A couple of weeks ago I posted an interesting article about hotmail architecture. This week a new article has been posted explaining how the Messenger cloud is kept up and running.

An extract:

In building the Messenger service we've always focused on these core principles:

  • Scale - making it easy to support more customers using a set pattern
  • Reliability - making the system redundant where needed
  • Efficiency - delivering the best service for the least cost
Back in the day

The Messenger service in its early days was built on a Unix variant system. Each time we had to upgrade the Messenger servers, we had to bring the service down, install the upgrade, and then bring the service back up. Of course, we would do this at around midnight Pacific Standard Time. As Messenger became a global service, this became untenable as it was right in the middle of the day for our customers in Europe and Asia. We also had our share of issues, and we learned as we went along.

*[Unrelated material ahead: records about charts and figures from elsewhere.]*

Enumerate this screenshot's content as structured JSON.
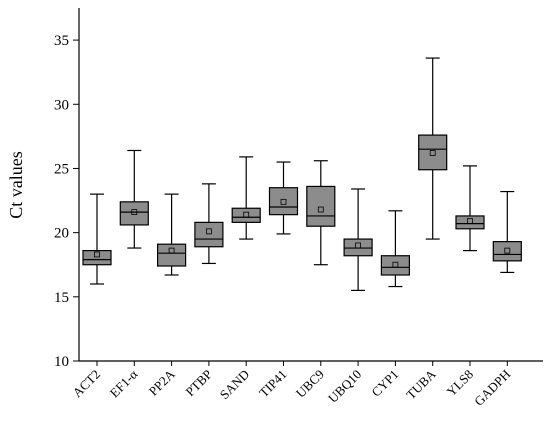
{
  "chart_data": {
    "type": "box",
    "title": "",
    "xlabel": "",
    "ylabel": "Ct values",
    "ylim": [
      10,
      37.5
    ],
    "yticks": [
      10,
      15,
      20,
      25,
      30,
      35
    ],
    "box_color": "#8c8c8c",
    "categories": [
      "ACT2",
      "EF1-α",
      "PP2A",
      "PTBP",
      "SAND",
      "TIP41",
      "UBC9",
      "UBQ10",
      "CYP1",
      "TUBA",
      "YLS8",
      "GADPH"
    ],
    "boxes": [
      {
        "min": 16.0,
        "q1": 17.5,
        "median": 17.9,
        "q3": 18.6,
        "max": 23.0,
        "mean": 18.3
      },
      {
        "min": 18.8,
        "q1": 20.6,
        "median": 21.6,
        "q3": 22.4,
        "max": 26.4,
        "mean": 21.6
      },
      {
        "min": 16.7,
        "q1": 17.4,
        "median": 18.4,
        "q3": 19.1,
        "max": 23.0,
        "mean": 18.6
      },
      {
        "min": 17.6,
        "q1": 18.9,
        "median": 19.5,
        "q3": 20.8,
        "max": 23.8,
        "mean": 20.1
      },
      {
        "min": 19.5,
        "q1": 20.8,
        "median": 21.2,
        "q3": 21.9,
        "max": 25.9,
        "mean": 21.4
      },
      {
        "min": 19.9,
        "q1": 21.4,
        "median": 22.0,
        "q3": 23.5,
        "max": 25.5,
        "mean": 22.4
      },
      {
        "min": 17.5,
        "q1": 20.5,
        "median": 21.3,
        "q3": 23.6,
        "max": 25.6,
        "mean": 21.8
      },
      {
        "min": 15.5,
        "q1": 18.2,
        "median": 18.8,
        "q3": 19.5,
        "max": 23.4,
        "mean": 19.0
      },
      {
        "min": 15.8,
        "q1": 16.7,
        "median": 17.3,
        "q3": 18.2,
        "max": 21.7,
        "mean": 17.5
      },
      {
        "min": 19.5,
        "q1": 24.9,
        "median": 26.5,
        "q3": 27.6,
        "max": 33.6,
        "mean": 26.2
      },
      {
        "min": 18.6,
        "q1": 20.3,
        "median": 20.7,
        "q3": 21.3,
        "max": 25.2,
        "mean": 20.9
      },
      {
        "min": 16.9,
        "q1": 17.8,
        "median": 18.3,
        "q3": 19.3,
        "max": 23.2,
        "mean": 18.6
      }
    ]
  }
}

I remember one upgrade—this was 6 or 7 years ago—when bringing the service back up caused issues for our customers for a much longer period of time than we would have liked. As you can imagine this was not a good day for the team or for our customers. But we learned from our mistakes. At this critical juncture in the evolution of Messenger, we added a new core principle to our earlier list: what we call “no cloud down.”

No cloud down

No cloud down basically means that the "cloud" servers (where information about your IM connections are stored) are never all down at the same time, so your service is never interrupted. To help us achieve this goal, first we moved all Messenger activity to Windows-based servers. We worked to avoid cascading failures from affecting the system as a whole, by making various parts of the service redundant. And as with the Hotmail backend architecture , we made it easy to build more capacity by using “clusters” of servers that can be deployed in a single data center or across multiple data centers to service all the traffic. We also made the Messenger client more resilient to network-related issues.